# Integration of 2^{-x}

1. Dec 12, 2012

### steffen ecca

1. The problem statement, all variables and given/known data

Waht is the correct integral of

2. Relevant equations

2^{-x}

3. The attempt at a solution

Is -{1/(x-1)}*2^{1-x} correct or do I have to apply some substitution?

2. Dec 12, 2012

### Simon Bridge

Welcome to PF;
Hint: You can check your solution by differentiating it.
If it comes back with what you started with, you got it right.

It also helps if you state your reasoning - it looks like you've tried the rule for integrating powers of the variable.
Here, the variable is the power, does that make sense?

3. Dec 12, 2012

### Staff: Mentor

Try this:

2 = e ^(ln 2)

ln2 is defined as "the power you have to raise e to to get the number 2"

So the number 2 is equal to e raised to "the power you have to raise e to to get the number 2"

4. Dec 12, 2012

### HallsofIvy

Staff Emeritus
You need to learn very quickly and very thoroughly that the derivative formula $d(x^n)/dx= nx^{n-1}$ and the corresponding integral formula $\int x^n dx= 1/(n+1) x^{n+1}+ C$ only hold when the variable, x, is the base and the exponent is a constant.

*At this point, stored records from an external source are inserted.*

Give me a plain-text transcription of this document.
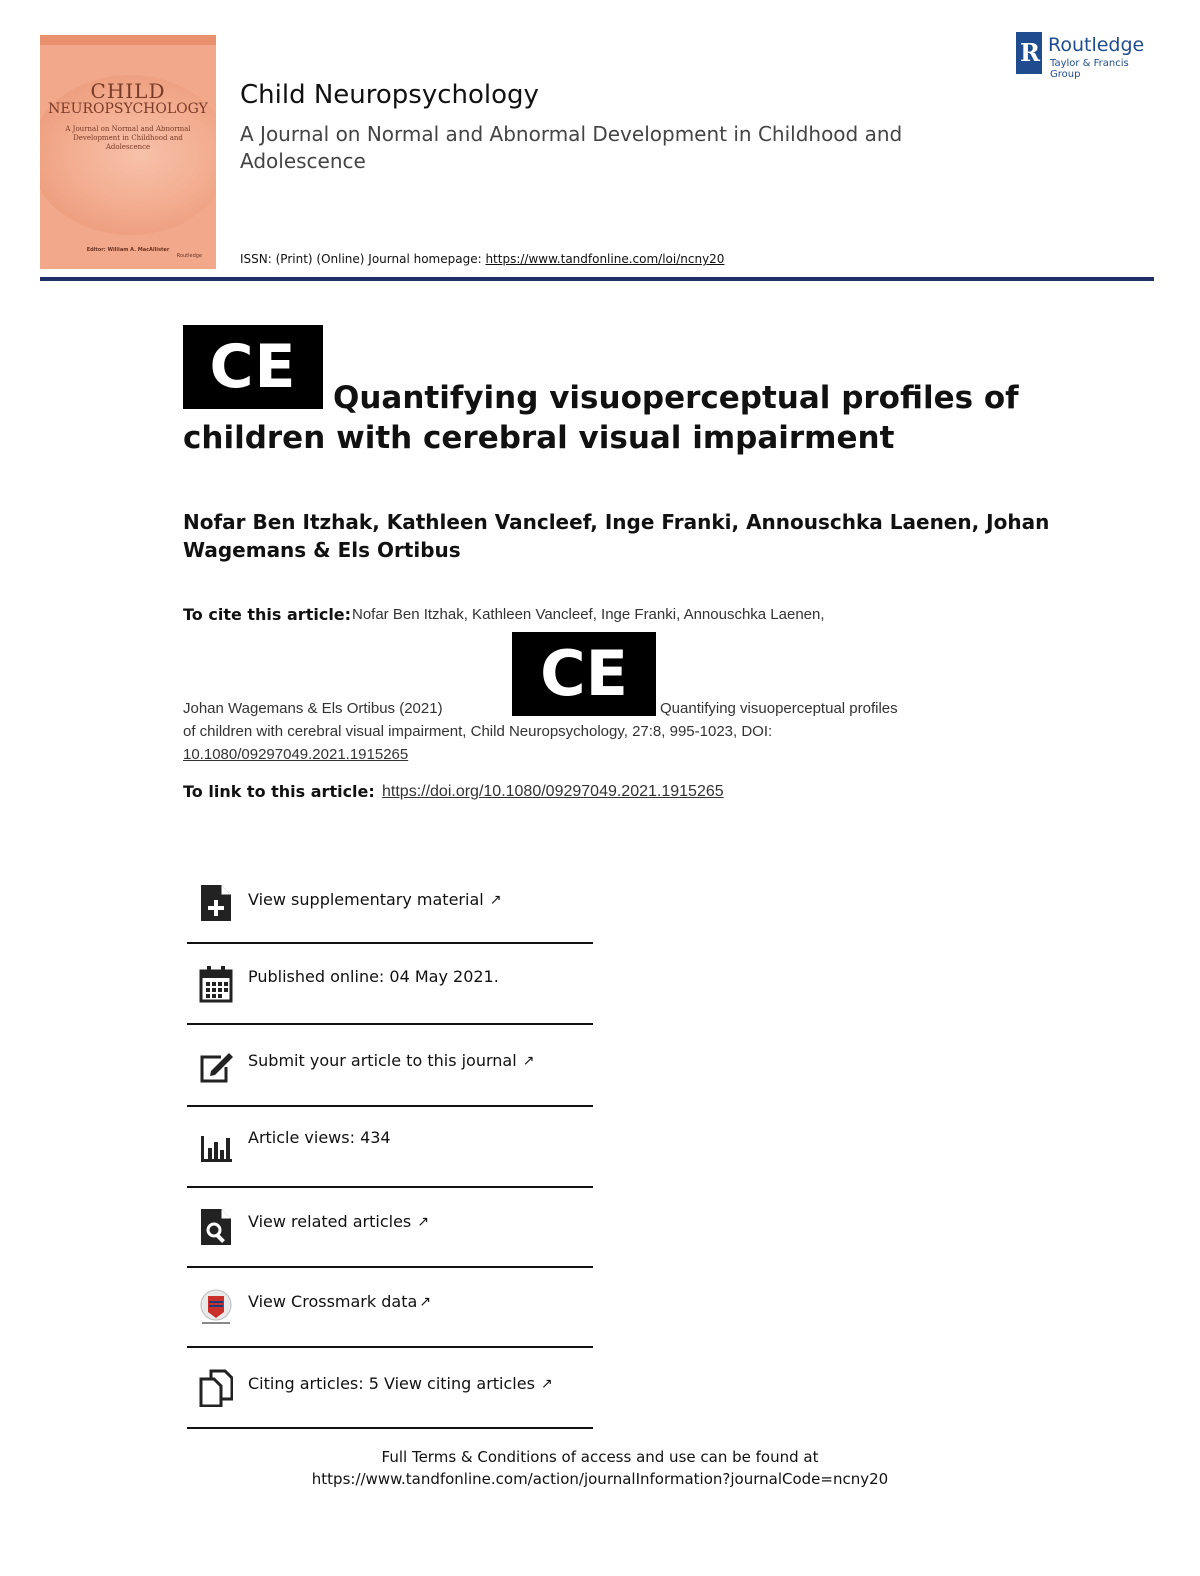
CHILD
NEUROPSYCHOLOGY
A Journal on Normal and Abnormal Development in Childhood and Adolescence
Editor: William A. MacAllister
Routledge
Child Neuropsychology
A Journal on Normal and Abnormal Development in Childhood and Adolescence
ISSN: (Print) (Online) Journal homepage: https://www.tandfonline.com/loi/ncny20
R Routledge
Taylor & Francis Group
CE	Quantifying visuoperceptual profiles of children with cerebral visual impairment
Nofar Ben Itzhak, Kathleen Vancleef, Inge Franki, Annouschka Laenen, Johan Wagemans & Els Ortibus
To cite this article: Nofar Ben Itzhak, Kathleen Vancleef, Inge Franki, Annouschka Laenen,
CE
Johan Wagemans & Els Ortibus (2021)	Quantifying visuoperceptual profiles
of children with cerebral visual impairment, Child Neuropsychology, 27:8, 995-1023, DOI:
10.1080/09297049.2021.1915265
To link to this article: https://doi.org/10.1080/09297049.2021.1915265
View supplementary material ↗︎
Published online: 04 May 2021.
Submit your article to this journal ↗︎
Article views: 434
View related articles ↗︎
View Crossmark data ↗︎
Citing articles: 5 View citing articles ↗︎
Full Terms & Conditions of access and use can be found at
https://www.tandfonline.com/action/journalInformation?journalCode=ncny20
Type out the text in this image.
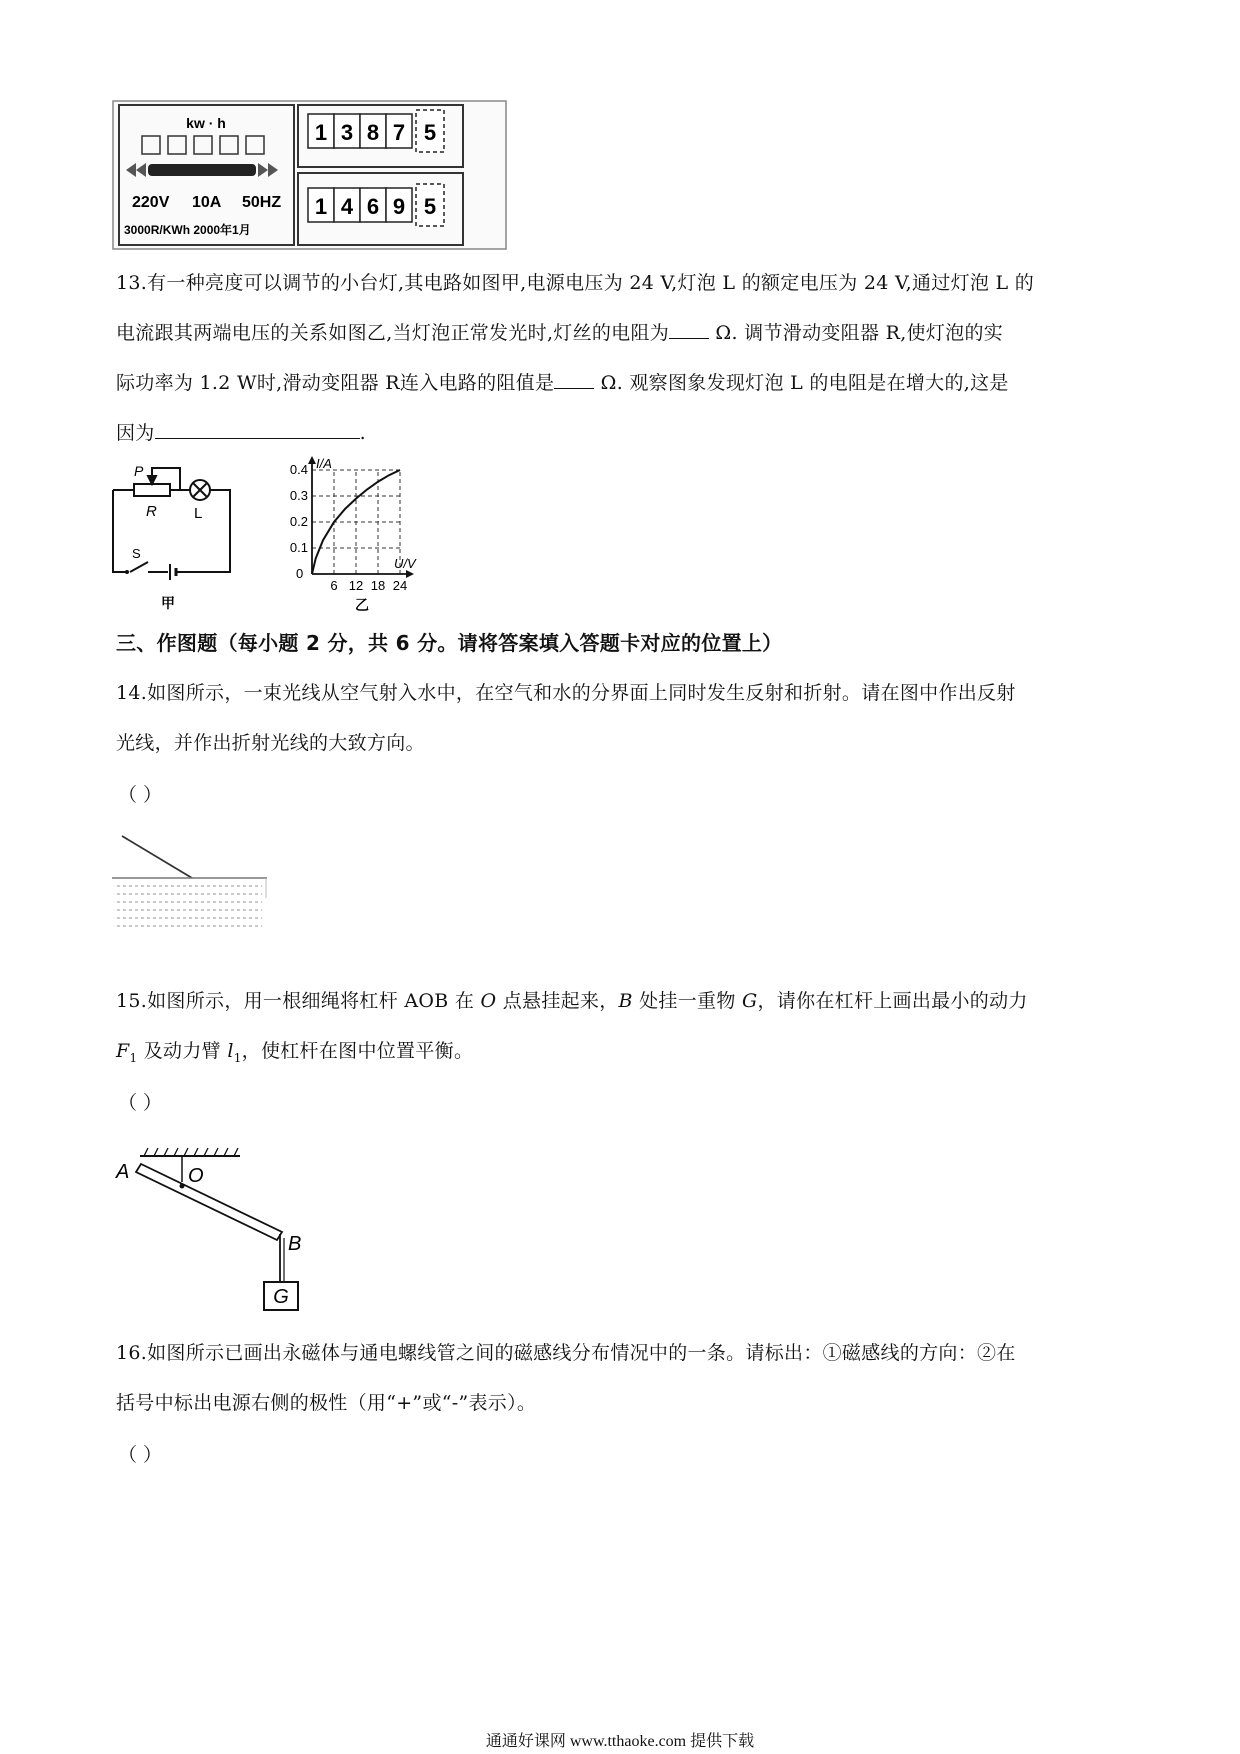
kw · h
220V 10A 50HZ
3000R/KWh 2000年1月
1 3 8 7 5
1 4 6 9 5
13.有一种亮度可以调节的小台灯,其电路如图甲,电源电压为 24 V,灯泡 L 的额定电压为 24 V,通过灯泡 L 的
电流跟其两端电压的关系如图乙,当灯泡正常发光时,灯丝的电阻为 Ω. 调节滑动变阻器 R,使灯泡的实
际功率为 1.2 W时,滑动变阻器 R连入电路的阻值是 Ω. 观察图象发现灯泡 L 的电阻是在增大的,这是
因为	.
P
R L
S
甲
6 12 18 24
0.1
0.2
0.3
0.4 I/A
U/V
0
乙
三、作图题（每小题 2 分，共 6 分。请将答案填入答题卡对应的位置上）
14.如图所示，一束光线从空气射入水中，在空气和水的分界面上同时发生反射和折射。请在图中作出反射
光线，并作出折射光线的大致方向。
（ ）
15.如图所示，用一根细绳将杠杆 AOB 在 O 点悬挂起来，B 处挂一重物 G，请你在杠杆上画出最小的动力
$F_1$ 及动力臂 $l_1$，使杠杆在图中位置平衡。
（ ）
A	O
B
G
16.如图所示已画出永磁体与通电螺线管之间的磁感线分布情况中的一条。请标出：①磁感线的方向：②在
括号中标出电源右侧的极性（用“+”或“-”表示）。
（ ）
通通好课网 www.tthaoke.com 提供下载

The situation in which the base is a constant and the exponent is x, is completely different. Both derivative and integral, for example, of $e^x$ is just $e^x$ itself (plus "C" for the integral, of course).

To differentiate something like $e^{f(x)}$, you need to use the chain rule:
Let u= f(x) so that $e^{f(x)}= e^u$. Then $d(e^u)/dx= e^u du/dx$ or $d(e^{f(x)}/dx= e^{f(x)}df/dx$. The integral is harder- we cannot use "substitution", which is essentially the "inverse" of the chain rule, unless we already have the "df/dx= f'(x)" in the integral: $\int e^{f(x)}f'(x)dx= e^{f(x)}+ C$.

In the special case that f(x) is "linear", that is $f(x)= ax+ b$ (like your example here, a= -1, b= 0) then f'(x)= a, a constant, and we can take a constant in and out of an integral at will. To integrate $\int e^{-x}dx$, let u= -x so that du= -dx and now there are two ways of thinking:
1) Multiply by (-1)(-1)= 1, taking one -1 inside the integral: $\int e^{-x}dx= -\int -e^{-x}dx$ and now let u= -x so that du= -dx and $-\int -e^{-x}dx= -\int e^{-x}(-dx)= -\int e^u du$$- e^u+ C= -e^{-x}+ C$.

2) Start of by letting u= -x so that du= -dx and -du= dx so that $\int e^{-x}dx= \int e^u(-du)= -\int e^u du= e^u+ C= e^{-x}+ C$

5. Dec 12, 2012

### Ray Vickson

You should never ask, in this type of question, whether a proposed solution is correct; you should always check by taking the derivative to see whether you get back to the original function. Try it!